Minnelli rides the disco bombast of “Love Pains” and “Don’t Drop Bombs” (including a video in which she channels Cyd Charisse in Singin’ in the Rain wrapped in a billowing bolt of silk), and dances around the new wave-ish doo-wop of “I Can’t Say Goodnight.”

Tanita Tikaram’s “Twist in My Sobriety,” carries more than a passing reference to the newly sober Minnelli, especially bookended by a chanted refrain from “Liza with a Z.” She sings with it particular ferocity and turns it into a blazing, electro-dance Götterdämmerung. It’s the highlight of a consistently strong album.

The lead single, “Losing My Mind,” is in some ways the least interesting cut, with its thick, dense Eurodisco sound flattening out the song’s heartbreak. Minnelli gives it plenty of drama, of course, and publicized the hell out of it, performing it on Top of the Pops and taking it to #6 on the UK charts. (It’s fun to watch her perform this and the other songs on the album with the same stylized stage gestures she brings to “New York, New York” and “Cabaret.”)

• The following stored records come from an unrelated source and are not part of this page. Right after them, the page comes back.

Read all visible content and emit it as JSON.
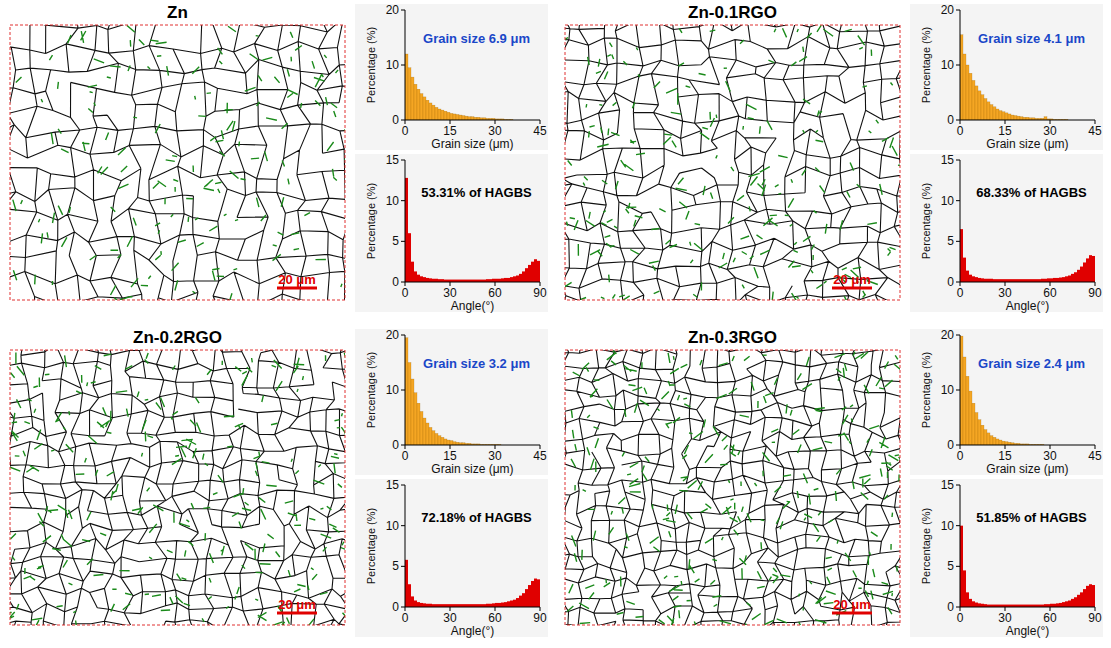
{
  "panels": [
    {
      "title": "Zn",
      "scale_bar": "20 μm"
    },
    {
      "title": "Zn-0.1RGO",
      "scale_bar": "20 μm"
    },
    {
      "title": "Zn-0.2RGO",
      "scale_bar": "20 μm"
    },
    {
      "title": "Zn-0.3RGO",
      "scale_bar": "20 μm"
    }
  ],
  "chart_data": [
    {
      "type": "histogram",
      "annotation": "Grain size 6.9 μm",
      "x_label": "Grain size (μm)",
      "y_label": "Percentage (%)",
      "color": "#f5a623",
      "bins": [
        0,
        1,
        2,
        3,
        4,
        5,
        6,
        7,
        8,
        9,
        10,
        11,
        12,
        13,
        14,
        15,
        16,
        17,
        18,
        19,
        20,
        21,
        22,
        23,
        24,
        25,
        26,
        27,
        28,
        29,
        30,
        31,
        32,
        33,
        34,
        35,
        36
      ],
      "values": [
        12,
        9.5,
        7.8,
        6.5,
        5.6,
        4.8,
        4.2,
        3.6,
        3.1,
        2.7,
        2.3,
        2.0,
        1.8,
        1.6,
        1.4,
        1.2,
        1.1,
        1.0,
        0.9,
        0.8,
        0.7,
        0.6,
        0.6,
        0.5,
        0.5,
        0.4,
        0.4,
        0.3,
        0.3,
        0.3,
        0.2,
        0.2,
        0.2,
        0.1,
        0.1,
        0.1
      ],
      "xlim": [
        0,
        45
      ],
      "ylim": [
        0,
        20
      ],
      "xticks": [
        0,
        15,
        30,
        45
      ],
      "yticks": [
        0,
        10,
        20
      ]
    },
    {
      "type": "histogram",
      "annotation": "53.31% of HAGBS",
      "x_label": "Angle(°)",
      "y_label": "Percentage (%)",
      "color": "#e00000",
      "bins": [
        0,
        2,
        4,
        6,
        8,
        10,
        12,
        14,
        16,
        18,
        20,
        22,
        24,
        26,
        28,
        30,
        32,
        34,
        36,
        38,
        40,
        42,
        44,
        46,
        48,
        50,
        52,
        54,
        56,
        58,
        60,
        62,
        64,
        66,
        68,
        70,
        72,
        74,
        76,
        78,
        80,
        82,
        84,
        86,
        88,
        90
      ],
      "values": [
        12.8,
        6.0,
        2.5,
        1.3,
        0.9,
        0.7,
        0.6,
        0.5,
        0.45,
        0.4,
        0.4,
        0.35,
        0.35,
        0.3,
        0.3,
        0.3,
        0.3,
        0.3,
        0.3,
        0.3,
        0.3,
        0.3,
        0.3,
        0.3,
        0.3,
        0.3,
        0.3,
        0.35,
        0.35,
        0.4,
        0.4,
        0.4,
        0.45,
        0.5,
        0.5,
        0.6,
        0.7,
        0.8,
        1.0,
        1.3,
        1.7,
        2.1,
        2.5,
        2.8,
        2.6
      ],
      "xlim": [
        0,
        90
      ],
      "ylim": [
        0,
        15
      ],
      "xticks": [
        0,
        30,
        60,
        90
      ],
      "yticks": [
        0,
        5,
        10,
        15
      ]
    },
    {
      "type": "histogram",
      "annotation": "Grain size 4.1 μm",
      "x_label": "Grain size (μm)",
      "y_label": "Percentage (%)",
      "color": "#f5a623",
      "bins": [
        0,
        1,
        2,
        3,
        4,
        5,
        6,
        7,
        8,
        9,
        10,
        11,
        12,
        13,
        14,
        15,
        16,
        17,
        18,
        19,
        20,
        21,
        22,
        23,
        24,
        25,
        26,
        27,
        28,
        29,
        30,
        31,
        32,
        33,
        34,
        35,
        36
      ],
      "values": [
        15.5,
        12,
        10,
        8.5,
        7.2,
        6.2,
        5.3,
        4.6,
        3.9,
        3.3,
        2.8,
        2.4,
        2.0,
        1.7,
        1.5,
        1.3,
        1.1,
        0.9,
        0.8,
        0.7,
        0.6,
        0.5,
        0.5,
        0.4,
        0.4,
        0.3,
        0.3,
        0.3,
        0.6,
        0.2,
        0.2,
        0.1,
        0.1,
        0.1,
        0.1,
        0.1
      ],
      "xlim": [
        0,
        45
      ],
      "ylim": [
        0,
        20
      ],
      "xticks": [
        0,
        15,
        30,
        45
      ],
      "yticks": [
        0,
        10,
        20
      ]
    },
    {
      "type": "histogram",
      "annotation": "68.33% of HAGBS",
      "x_label": "Angle(°)",
      "y_label": "Percentage (%)",
      "color": "#e00000",
      "bins": [
        0,
        2,
        4,
        6,
        8,
        10,
        12,
        14,
        16,
        18,
        20,
        22,
        24,
        26,
        28,
        30,
        32,
        34,
        36,
        38,
        40,
        42,
        44,
        46,
        48,
        50,
        52,
        54,
        56,
        58,
        60,
        62,
        64,
        66,
        68,
        70,
        72,
        74,
        76,
        78,
        80,
        82,
        84,
        86,
        88,
        90
      ],
      "values": [
        6.5,
        3.0,
        1.4,
        0.9,
        0.7,
        0.6,
        0.5,
        0.45,
        0.4,
        0.4,
        0.4,
        0.35,
        0.35,
        0.35,
        0.35,
        0.35,
        0.35,
        0.35,
        0.35,
        0.35,
        0.35,
        0.35,
        0.35,
        0.35,
        0.35,
        0.35,
        0.35,
        0.4,
        0.4,
        0.45,
        0.45,
        0.5,
        0.5,
        0.55,
        0.6,
        0.7,
        0.8,
        1.0,
        1.2,
        1.5,
        1.9,
        2.4,
        2.9,
        3.3,
        3.2
      ],
      "xlim": [
        0,
        90
      ],
      "ylim": [
        0,
        15
      ],
      "xticks": [
        0,
        30,
        60,
        90
      ],
      "yticks": [
        0,
        5,
        10,
        15
      ]
    },
    {
      "type": "histogram",
      "annotation": "Grain size 3.2 μm",
      "x_label": "Grain size (μm)",
      "y_label": "Percentage (%)",
      "color": "#f5a623",
      "bins": [
        0,
        1,
        2,
        3,
        4,
        5,
        6,
        7,
        8,
        9,
        10,
        11,
        12,
        13,
        14,
        15,
        16,
        17,
        18,
        19,
        20,
        21,
        22,
        23,
        24,
        25,
        26,
        27,
        28,
        29,
        30,
        31,
        32,
        33,
        34,
        35,
        36
      ],
      "values": [
        19.5,
        15,
        12,
        9.5,
        7.6,
        6.1,
        4.9,
        4.0,
        3.2,
        2.6,
        2.1,
        1.7,
        1.4,
        1.1,
        0.9,
        0.8,
        0.6,
        0.5,
        0.4,
        0.4,
        0.3,
        0.3,
        0.2,
        0.2,
        0.2,
        0.1,
        0.1,
        0.1,
        0.1,
        0.1,
        0.1,
        0.1,
        0,
        0,
        0,
        0
      ],
      "xlim": [
        0,
        45
      ],
      "ylim": [
        0,
        20
      ],
      "xticks": [
        0,
        15,
        30,
        45
      ],
      "yticks": [
        0,
        10,
        20
      ]
    },
    {
      "type": "histogram",
      "annotation": "72.18% of HAGBS",
      "x_label": "Angle(°)",
      "y_label": "Percentage (%)",
      "color": "#e00000",
      "bins": [
        0,
        2,
        4,
        6,
        8,
        10,
        12,
        14,
        16,
        18,
        20,
        22,
        24,
        26,
        28,
        30,
        32,
        34,
        36,
        38,
        40,
        42,
        44,
        46,
        48,
        50,
        52,
        54,
        56,
        58,
        60,
        62,
        64,
        66,
        68,
        70,
        72,
        74,
        76,
        78,
        80,
        82,
        84,
        86,
        88,
        90
      ],
      "values": [
        5.8,
        2.8,
        1.3,
        0.8,
        0.6,
        0.5,
        0.45,
        0.4,
        0.4,
        0.35,
        0.35,
        0.35,
        0.35,
        0.35,
        0.35,
        0.35,
        0.35,
        0.35,
        0.35,
        0.35,
        0.35,
        0.35,
        0.35,
        0.35,
        0.35,
        0.35,
        0.35,
        0.4,
        0.4,
        0.45,
        0.5,
        0.5,
        0.55,
        0.6,
        0.7,
        0.8,
        0.9,
        1.1,
        1.4,
        1.7,
        2.2,
        2.7,
        3.2,
        3.5,
        3.4
      ],
      "xlim": [
        0,
        90
      ],
      "ylim": [
        0,
        15
      ],
      "xticks": [
        0,
        30,
        60,
        90
      ],
      "yticks": [
        0,
        5,
        10,
        15
      ]
    },
    {
      "type": "histogram",
      "annotation": "Grain size 2.4 μm",
      "x_label": "Grain size (μm)",
      "y_label": "Percentage (%)",
      "color": "#f5a623",
      "bins": [
        0,
        1,
        2,
        3,
        4,
        5,
        6,
        7,
        8,
        9,
        10,
        11,
        12,
        13,
        14,
        15,
        16,
        17,
        18,
        19,
        20,
        21,
        22,
        23,
        24,
        25,
        26,
        27,
        28,
        29,
        30,
        31,
        32,
        33,
        34,
        35,
        36
      ],
      "values": [
        19.8,
        16,
        12.5,
        9.8,
        7.6,
        5.9,
        4.6,
        3.6,
        2.8,
        2.2,
        1.7,
        1.4,
        1.1,
        0.9,
        0.7,
        0.6,
        0.5,
        0.4,
        0.3,
        0.3,
        0.2,
        0.2,
        0.2,
        0.1,
        0.1,
        0.1,
        0.1,
        0.1,
        0,
        0,
        0,
        0,
        0,
        0,
        0,
        0
      ],
      "xlim": [
        0,
        45
      ],
      "ylim": [
        0,
        20
      ],
      "xticks": [
        0,
        15,
        30,
        45
      ],
      "yticks": [
        0,
        10,
        20
      ]
    },
    {
      "type": "histogram",
      "annotation": "51.85% of HAGBS",
      "x_label": "Angle(°)",
      "y_label": "Percentage (%)",
      "color": "#e00000",
      "bins": [
        0,
        2,
        4,
        6,
        8,
        10,
        12,
        14,
        16,
        18,
        20,
        22,
        24,
        26,
        28,
        30,
        32,
        34,
        36,
        38,
        40,
        42,
        44,
        46,
        48,
        50,
        52,
        54,
        56,
        58,
        60,
        62,
        64,
        66,
        68,
        70,
        72,
        74,
        76,
        78,
        80,
        82,
        84,
        86,
        88,
        90
      ],
      "values": [
        10.0,
        4.5,
        1.8,
        1.0,
        0.7,
        0.55,
        0.45,
        0.4,
        0.35,
        0.3,
        0.3,
        0.3,
        0.3,
        0.3,
        0.3,
        0.3,
        0.3,
        0.3,
        0.3,
        0.3,
        0.3,
        0.3,
        0.3,
        0.3,
        0.3,
        0.3,
        0.3,
        0.3,
        0.35,
        0.35,
        0.4,
        0.4,
        0.45,
        0.5,
        0.6,
        0.7,
        0.8,
        1.0,
        1.2,
        1.5,
        1.8,
        2.2,
        2.6,
        2.8,
        2.7
      ],
      "xlim": [
        0,
        90
      ],
      "ylim": [
        0,
        15
      ],
      "xticks": [
        0,
        30,
        60,
        90
      ],
      "yticks": [
        0,
        5,
        10,
        15
      ]
    }
  ]
}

Results was a hit in Europe and especially in the UK, topping out at #6 on the album charts. But back home in the states it got little traction. American record buyers like their artists to stay in their own established lanes: Liza doing the Pet Shop Boys was too outré for her traditional audience and still too Broadway for the dance and pop audience. European audiences have always been open to their divas taking a sharp left turn. In a joint concert with Charles Aznouvar in the early 90s, Minnelli’s performance is greeted with reserved enthusiasm until she breaks out the pre-recorded “Losing My Mind” track, which gains her her biggest ovation.

Results was part of a post-Betty Ford Clinic revitalization for Minnelli that included sold out concert engagements at Carnegie Hall and Radio City Music Hall, a return to films (Rent-A-Cop and Arthur 2: On the Rocks were negligible but Stepping Out deserved an audience), and a TV special, Sam Found Out: A Triple Play, that reminded audiences of her acting bona fides in three diverse roles. And she looked great during this period: sleek and alert and full of focused energy.

It’s a shame Results didn’t lead to recording projects with other, equally unexpected collaborators. It’s probably just as well that Minnelli and the Pet Shop Boys didn’t record a sequel. Results was too special, too fragile, a delicate hot house flower never to be repeated. But for those of us who love Liza, its reappearance reminds us why it remains a moment of pop transcendence.